Длинное пальто — желтый драп. Коричневые тени. Поедем в Бухару. Я пытаюсь подобрать родственное слово к слову «пыль». Получается «пол» и «полынь». Угловатые силуэты размывает жар. Торгует базар. Много халвы, патоки, чаю, дыма и меди. Медные серьги, брусничный бурнус, сухое песочное лицо женщины, мнущей сочную траву. Трава исходит эфирным маслом. Тени женщины — зеленые, фиолетовые.
Под деревом в пыли — брызги виноградного сока. Мы идем по площади. Поднимается горячий вихрь: мы разговариваем. Прибывают тени. Одна из них — дневная, столичная, северная тень прячется в полированном шкафу. Из ультрамарина выделяется синь, и мы уходим, завернув в нее день. Под пленкой сгущается мякоть света, и люди отворачиваются, узнав нас.
— Мутный желток света в окне плавился и подрагивал, — говорю я умершему.
Он кивает. На стене надпись: «Проверено: печаль». Так кончается день.
По странам Востока
(Заметки, репортажи, откровения)
— Почему долго жила я? Так почему. Понятно. Выгонишь в стаю овец — они все улю-лю, выдут пахари и не пропустят меня, выдут пекари, токари — и всем есть дело до меня. Ты не гляди, что я такая. Бывает хуже. Лучше не бывает. В селе нашем много жарких кустов, а главное, никогда не задумываюсь я, что мне скажет муж.

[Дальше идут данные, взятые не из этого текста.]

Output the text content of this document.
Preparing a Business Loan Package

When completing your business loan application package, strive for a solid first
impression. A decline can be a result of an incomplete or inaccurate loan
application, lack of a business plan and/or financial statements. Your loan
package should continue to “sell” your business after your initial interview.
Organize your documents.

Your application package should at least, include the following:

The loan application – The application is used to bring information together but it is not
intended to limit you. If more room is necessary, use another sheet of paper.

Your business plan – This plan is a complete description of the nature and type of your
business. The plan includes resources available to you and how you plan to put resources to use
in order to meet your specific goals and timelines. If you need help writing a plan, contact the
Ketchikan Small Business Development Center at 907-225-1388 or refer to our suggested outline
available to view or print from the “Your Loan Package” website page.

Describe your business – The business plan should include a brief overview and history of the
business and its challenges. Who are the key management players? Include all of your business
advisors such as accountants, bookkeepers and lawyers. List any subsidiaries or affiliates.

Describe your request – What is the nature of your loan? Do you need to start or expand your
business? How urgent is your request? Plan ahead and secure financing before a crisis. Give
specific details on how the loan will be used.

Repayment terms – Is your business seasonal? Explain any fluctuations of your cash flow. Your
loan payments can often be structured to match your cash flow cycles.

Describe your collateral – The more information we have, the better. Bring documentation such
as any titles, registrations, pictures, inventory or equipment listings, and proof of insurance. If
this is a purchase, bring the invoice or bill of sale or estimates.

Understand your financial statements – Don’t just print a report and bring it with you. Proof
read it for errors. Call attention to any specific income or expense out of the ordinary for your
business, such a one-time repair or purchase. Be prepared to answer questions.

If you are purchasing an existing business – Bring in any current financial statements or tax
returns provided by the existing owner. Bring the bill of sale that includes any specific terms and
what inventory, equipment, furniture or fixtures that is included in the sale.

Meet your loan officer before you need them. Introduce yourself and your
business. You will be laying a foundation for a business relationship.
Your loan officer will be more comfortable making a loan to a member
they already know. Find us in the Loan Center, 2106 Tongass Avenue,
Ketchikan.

У колодца встречусь с трактористом, а домой несу воду на коромысле, а солнце светит мне в морщину, и капает вода.
Дж. Нагоева, 123 года, с. Бахталы
Передовица
— Я никому не могу отказать, — признается она. Всегда — на одном дыхании. Веселая, в пестрой косыночке, бегает по цеху, дает норму. — Трудно, конечно, было, — признается она. — Но мне интересен человек. — Извини, — завиток торчит из-под простого платья, — иногда так закружишься, что забываешь надеть трусы. Но это окупится сторицей…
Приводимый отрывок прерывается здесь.